Variational Attention

Implentation of 'Variational Attention for Sequence to Sequence Models' in tensorflow.

Overview

This package consists of 3 models, each of which have been organized into separate folders:

Deterministic encoder-decoder with deterministic attention (ded_detAttn)
Variational encoder-decoder with deterministic attention (ved_detAttn)
Variational encoder-decoder with variational attention (ved_varAttn)

Datasets

The proposed model and baselines have been evaluated on two experiments:

Neural Question Generation with the SQuAD dataset
Conversation Systems with the Cornell Movie Dialogue dataset

The data has been preprocessed and the train-val-test split is provided in the data/ directory.

Requirements

tensorflow-gpu==1.3.0
Keras==2.0. 8
numpy==1.12.1
pandas==0.22.0
gensim==3.1.2
nltk==3.2.3
tqdm==4.19.1

Instructions

Generate word2vec, required for initializing word embeddings, specifying the dataset:

python w2v_generator.py --dataset qgen

Train the desired model, set configurations in the model_config.py file.
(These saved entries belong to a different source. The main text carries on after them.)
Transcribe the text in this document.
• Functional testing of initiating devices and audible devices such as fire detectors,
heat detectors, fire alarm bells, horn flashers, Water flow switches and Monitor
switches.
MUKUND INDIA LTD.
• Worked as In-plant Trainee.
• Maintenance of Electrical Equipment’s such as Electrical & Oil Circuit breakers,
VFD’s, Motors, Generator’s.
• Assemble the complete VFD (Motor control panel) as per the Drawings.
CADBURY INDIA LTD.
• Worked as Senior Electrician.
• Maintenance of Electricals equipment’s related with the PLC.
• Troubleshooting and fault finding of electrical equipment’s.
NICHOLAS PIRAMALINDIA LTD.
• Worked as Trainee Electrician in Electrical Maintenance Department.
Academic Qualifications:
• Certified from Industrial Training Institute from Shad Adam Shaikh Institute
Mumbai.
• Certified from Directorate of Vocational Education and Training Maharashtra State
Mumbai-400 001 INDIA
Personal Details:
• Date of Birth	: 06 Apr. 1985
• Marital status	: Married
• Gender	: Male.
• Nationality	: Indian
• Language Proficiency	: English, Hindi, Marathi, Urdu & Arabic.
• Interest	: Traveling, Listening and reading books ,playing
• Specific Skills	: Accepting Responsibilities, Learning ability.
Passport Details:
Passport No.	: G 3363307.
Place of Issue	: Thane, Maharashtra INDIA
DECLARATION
For example,

cd ved_varAttn
vim model_config.py # Make necessary edits
python train.py

The model checkpoints are stored in models/ directory, the summaries for Tensorboard are stored in summary_logs/ directory. As training progresses, the metrics on the validation set are dumped intolog.txt and bleu/ directory.

Evaluate performance of the trained model. Refer to predict.ipynb to load desired checkpoint, calculate performance metrics (BLEU and diversity score) on the test set, and generate sample outputs.